Claudia Angeli, San Francisco
Leaders’ failed morality
The government’s continued U.S. Immigration and Customs Enforcement raids, tearing apart families, leaving children to navigate the bumpy road to adulthood without parents and extended family, is another step in the pattern of failed morality of the Trump administration and its Cabinet.
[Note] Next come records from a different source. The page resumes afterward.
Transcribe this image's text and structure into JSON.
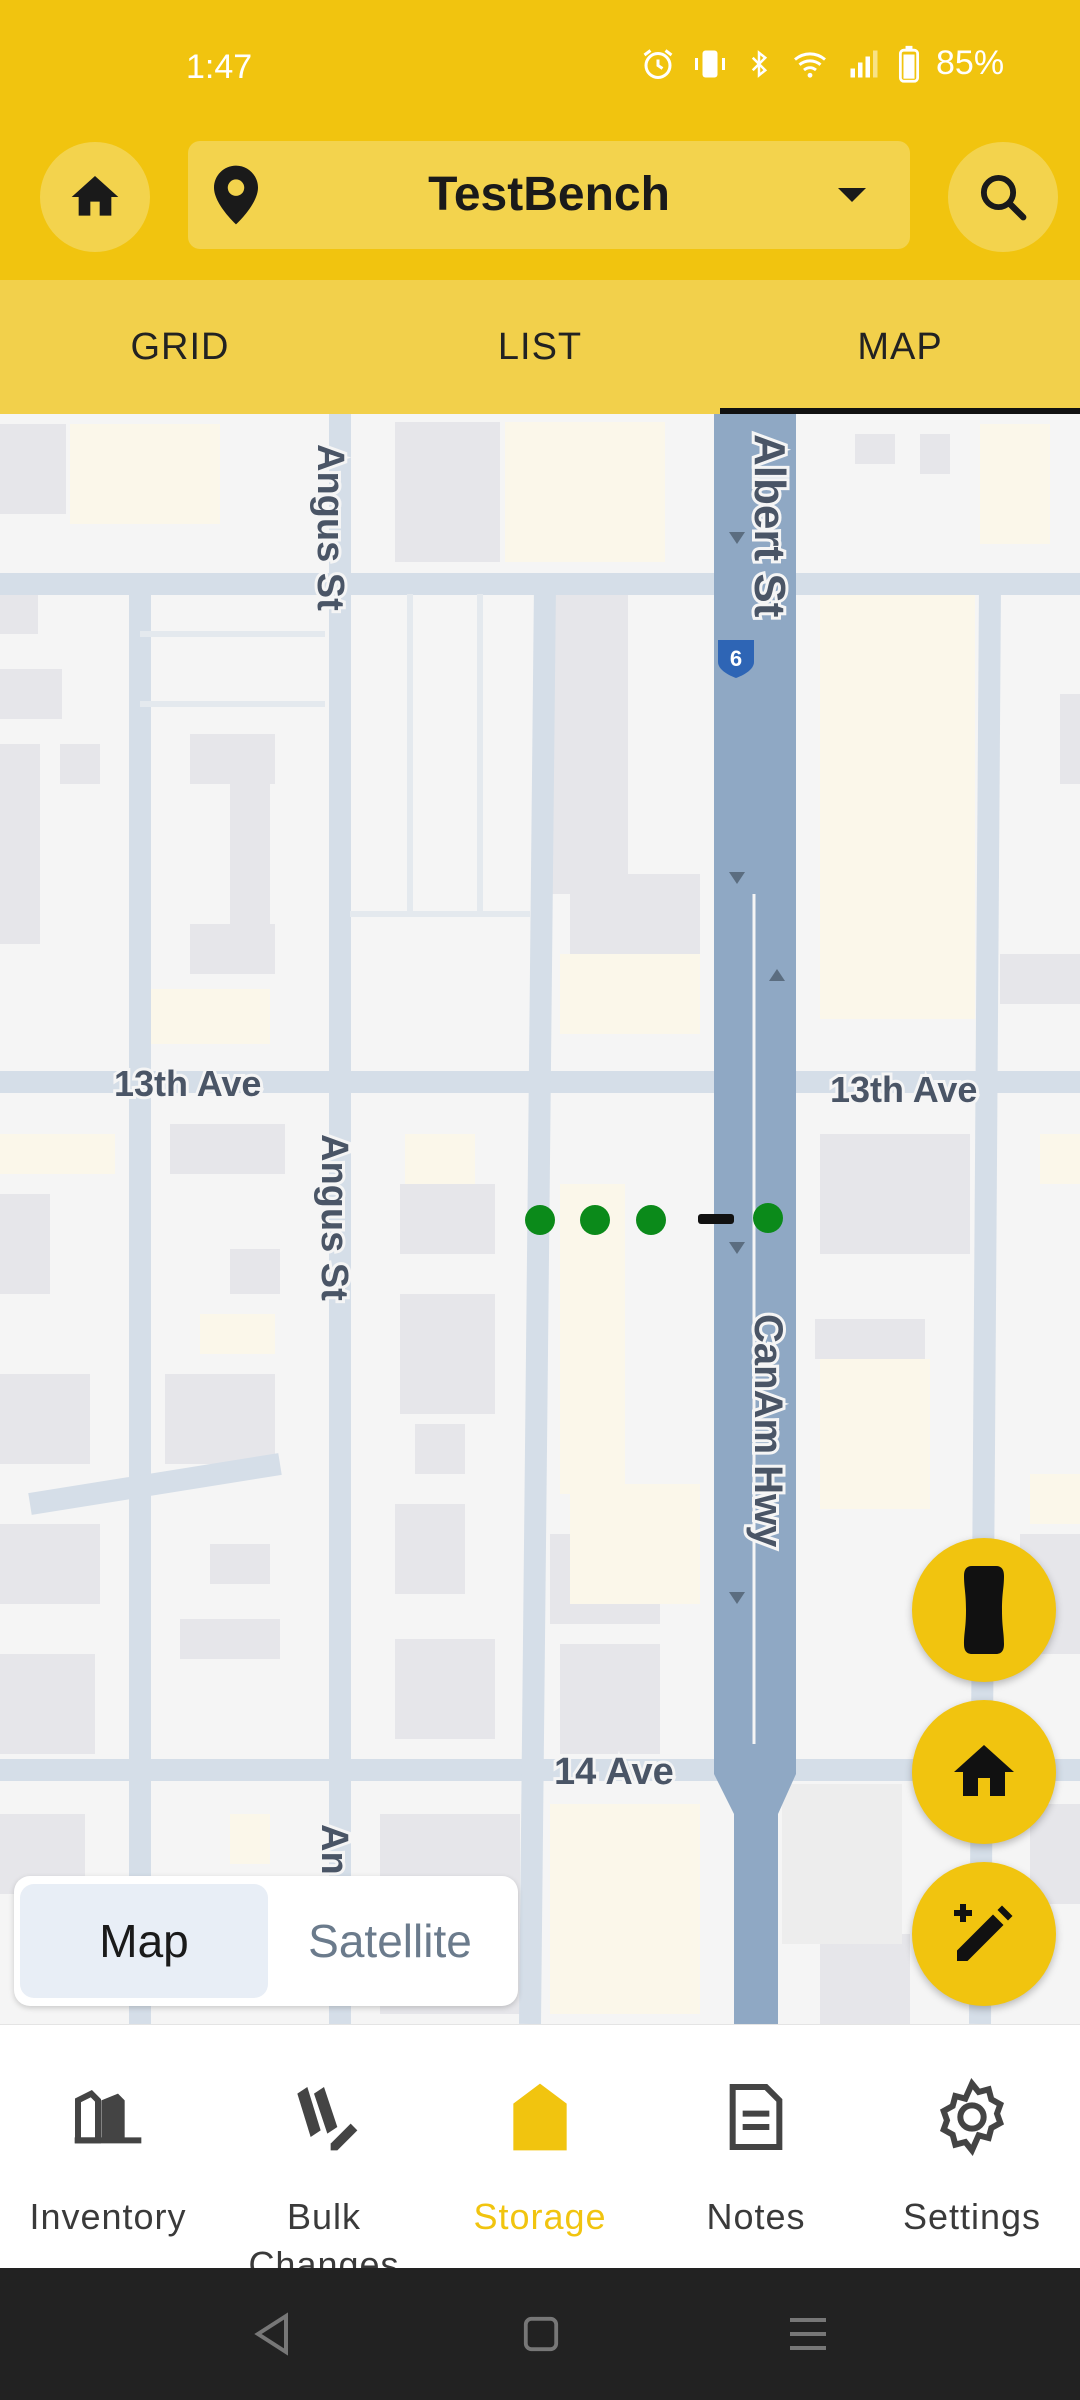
{
  "status_bar": {
    "time": "1:47",
    "battery": "85%"
  },
  "header": {
    "location": "TestBench"
  },
  "tabs": [
    {
      "label": "GRID"
    },
    {
      "label": "LIST"
    },
    {
      "label": "MAP"
    }
  ],
  "active_tab": "MAP",
  "map": {
    "streets": {
      "albert": "Albert St",
      "angus_top": "Angus St",
      "angus_mid": "Angus St",
      "angus_bottom": "An",
      "ave13_left": "13th Ave",
      "ave13_right": "13th Ave",
      "canam": "CanAm Hwy",
      "ave14": "14 Ave"
    },
    "route_shield": "6",
    "toggle": {
      "map": "Map",
      "satellite": "Satellite",
      "selected": "Map"
    }
  },
  "fabs": [
    {
      "icon": "car-icon"
    },
    {
      "icon": "home-icon"
    },
    {
      "icon": "add-edit-icon"
    }
  ],
  "bottom_nav": [
    {
      "label": "Inventory",
      "icon": "shelf-icon"
    },
    {
      "label": "Bulk Changes",
      "icon": "bulk-edit-icon"
    },
    {
      "label": "Storage",
      "icon": "storage-icon"
    },
    {
      "label": "Notes",
      "icon": "note-icon"
    },
    {
      "label": "Settings",
      "icon": "gear-icon"
    }
  ],
  "active_nav": "Storage",
  "colors": {
    "accent": "#f1c40f",
    "marker": "#0b8a1a",
    "highway": "#8fa8c4"
  }
}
Similarly, the path our current congressional members walk with blind adherence follows the road laid by decades of lobbying, cemented with the money of corporations, now empowered as people under Citizens United to fill congressional coffers, guaranteeing another term for those who turn a blind eye to the suffering of the people affected by a government that rolls over constitutional rights while touting a Second Amendment whose history it cannot recite. Rounding up people who have lived here for years, tearing apart families and closing our borders goes hand-in-hand with the death of church members, concertgoers and children at the hands of those emboldened by hate-filled rhetoric with guns paid for by corporations which, by definition, have no inherent morality. Shame on all of them!
Karen Friedman, Berkeley
Trump’s talk is cheap
Regarding “Trump hints he’d OK assault weapons ban” (Nation, March 1): Count me as a skeptic. Talk is cheap, especially from President Trump. He has repeatedly pretended to be the good guy, the tough guy and the one who would finally pivot, only to pull a bait and switch. He did it with health care, his so-called middle class tax cut that would not be good for him, Deferred Action for Childhood Arrivals and his infrastructure scam. This guy is the consummate con artist. Just ask Mitt Romney or Mike Bloomberg. There is no way that Trump or the GOP will cross their paymasters at the National Rifle Association. But maybe I’ll be proven wrong.